EUA avaliam voltar a sancionar Alexandre de Moraes com base na Lei Magnitsky

Nos bastidores da política internacional, um novo capítulo envolvendo Brasil e Estados Unidos começou a ganhar atenção nas últimas semanas. O governo do presidente americano Donald Trump avalia a possibilidade de retomar sanções contra o ministro do Supremo Tribunal Federal Alexandre de Moraes. A medida, segundo informações divulgadas pela jornalista Andreza Matais, do portal Metrópoles, estaria sendo discutida dentro da administração americana com base na chamada Lei Magnitsky, legislação usada pelos Estados Unidos para punir autoridades estrangeiras acusadas de violar princípios considerados fundamentais pelo governo americano.

Essa não seria a primeira vez que o nome de Moraes aparece nesse tipo de decisão internacional. Em julho de 2025, o ministro chegou a ser alvo de sanções aplicadas pelo governo dos Estados Unidos. Na prática, a medida determinou restrições relacionadas ao uso de serviços oferecidos por empresas americanas e também previu o congelamento de eventuais bens ou ativos ligados ao magistrado em território norte-americano.

Na ocasião, a decisão também atingiu a advogada Viviane Barci de Moraes e uma instituição ligada a ela, o Lex Instituto de Estudos Jurídicos. Meses depois, em dezembro de 2025, as sanções acabaram suspensas. Mesmo assim, o episódio deixou marcas no debate diplomático entre os dois países.

Agora, segundo fontes ouvidas por interlocutores do governo americano, o tema voltou à mesa de discussões. Um dos nomes envolvidos no acompanhamento do caso seria Darren Beattie, assessor sênior do Departamento de Estado dos Estados Unidos. Ele teria recebido a missão de monitorar decisões e movimentos ligados à atuação do ministro brasileiro.

Nos últimos dias, um episódio chamou atenção nos círculos políticos de Brasília. Moraes autorizou que Beattie realizasse uma visita ao ex-presidente Jair Bolsonaro, que cumpre pena em uma ala do Complexo da Papuda, no Distrito Federal. A agenda do representante americano na capital inclui ainda encontros com parlamentares da oposição e conversas informais sobre o cenário político brasileiro.

Para quem acompanha a política de perto, a situação revela como decisões jurídicas podem acabar ultrapassando fronteiras nacionais. Nos bastidores, analistas apontam que uma das principais fontes de tensão entre Moraes e setores do governo americano envolve o debate sobre regulação das grandes plataformas digitais.

Essas empresas, frequentemente chamadas de “Big Techs”, têm sede majoritariamente nos Estados Unidos e exercem enorme influência global. O assunto ganhou força especialmente depois de um episódio que repercutiu bastante no Brasil: em 2024, Moraes determinou a suspensão da rede social X (Twitter) por 39 dias no país. A plataforma pertence ao empresário Elon Musk, e a decisão gerou discussões intensas sobre os limites entre regulação digital e liberdade de expressão.

O tema também aparece nas reflexões do próprio ministro. Em 2024, Moraes lançou o livro Democracia e Redes Sociais: Desafio de Combater o Populismo Digital Extremista, no qual defende regras mais rígidas para responsabilizar plataformas digitais por conteúdos amplificados por algoritmos. A ideia central é que empresas de tecnologia assumam maior responsabilidade pelo impacto de suas ferramentas no debate público.

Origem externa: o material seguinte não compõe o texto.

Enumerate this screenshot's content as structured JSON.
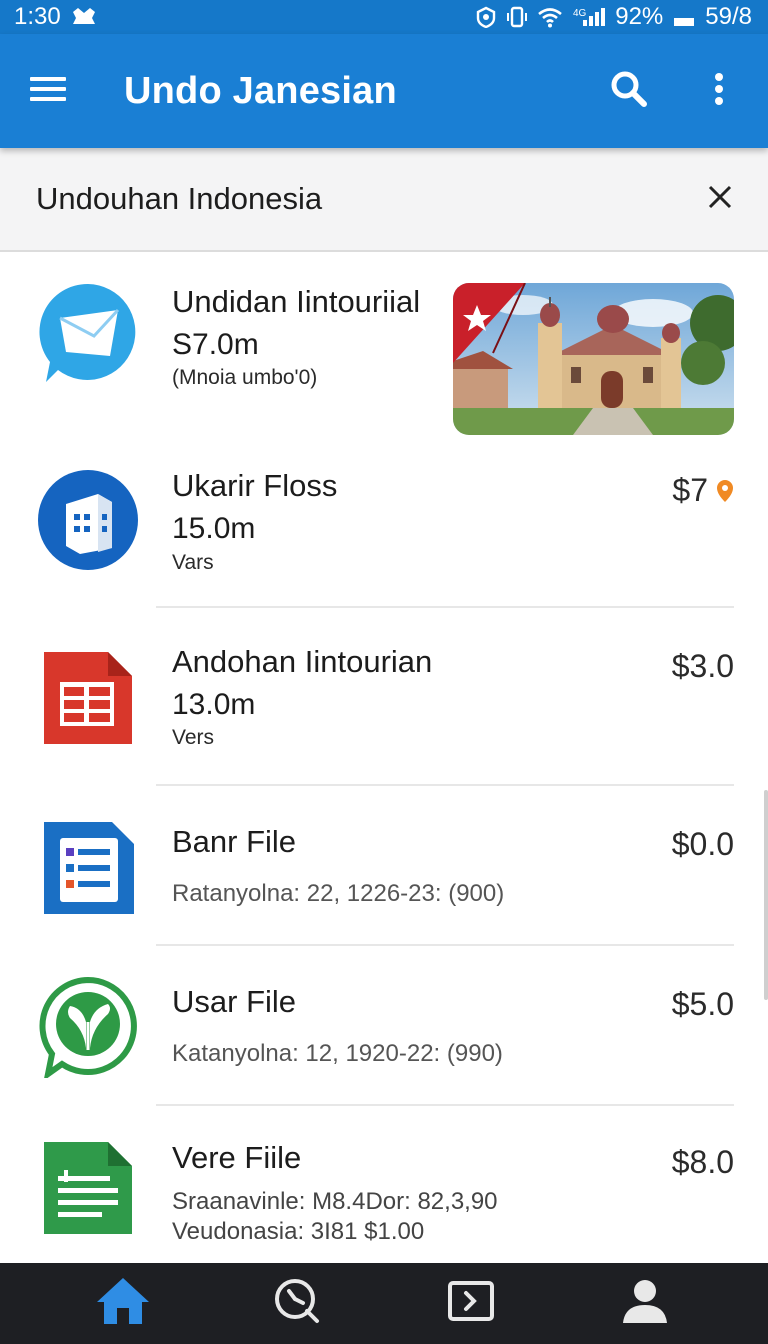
{
  "status_bar": {
    "time": "1:30",
    "battery_percent": "92%",
    "extra": "59/8",
    "icons": [
      "app-notification-icon",
      "shield-icon",
      "vibrate-icon",
      "wifi-icon",
      "signal-icon",
      "battery-icon"
    ]
  },
  "app_bar": {
    "title": "Undo Janesian",
    "menu_icon": "hamburger-menu-icon",
    "search_icon": "search-icon",
    "more_icon": "more-vert-icon"
  },
  "sub_header": {
    "title": "Undouhan Indonesia",
    "close_icon": "close-icon"
  },
  "items": [
    {
      "icon": "mail-chat-icon",
      "title": "Undidan Iintouriial",
      "size": "S7.0m",
      "sub": "(Mnoia umbo'0)",
      "thumbnail": "church-photo"
    },
    {
      "icon": "building-icon",
      "title": "Ukarir Floss",
      "size": "15.0m",
      "sub": "Vars",
      "price": "$7",
      "badge_color": "#f08a24"
    },
    {
      "icon": "spreadsheet-red-icon",
      "title": "Andohan Iintourian",
      "size": "13.0m",
      "sub": "Vers",
      "price": "$3.0"
    },
    {
      "icon": "document-list-icon",
      "title": "Banr File",
      "meta": "Ratanyolna: 22, 1226-23: (900)",
      "price": "$0.0"
    },
    {
      "icon": "leaf-chat-icon",
      "title": "Usar File",
      "meta": "Katanyolna: 12, 1920-22: (990)",
      "price": "$5.0"
    },
    {
      "icon": "green-sheet-icon",
      "title": "Vere Fiile",
      "meta": "Sraanavinle: M8.4Dor: 82,3,90",
      "meta2": "Veudonasia: 3I81 $1.00",
      "price": "$8.0"
    }
  ],
  "bottom_nav": {
    "items": [
      "home-icon",
      "history-icon",
      "media-icon",
      "profile-icon"
    ],
    "active_color": "#2f8de4"
  },
  "colors": {
    "primary": "#1a7fd4",
    "status_bar": "#1578c9"
  }
}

Nos Estados Unidos, entretanto, parte do governo e de especialistas jurídicos enxerga essa abordagem com cautela. O argumento é que uma regulação mais dura poderia abrir precedentes capazes de influenciar debates legais em outras democracias, especialmente no que diz respeito à liberdade de expressão.

Por enquanto, não há confirmação oficial de que novas sanções serão aplicadas. Ainda assim, o simples fato de o assunto estar sendo discutido mostra como as relações entre política, tecnologia e justiça se tornaram cada vez mais globais.

Em um mundo conectado, decisões tomadas em Brasília podem repercutir em Washington — e vice-versa. E, pelo visto, esse debate está longe de terminar.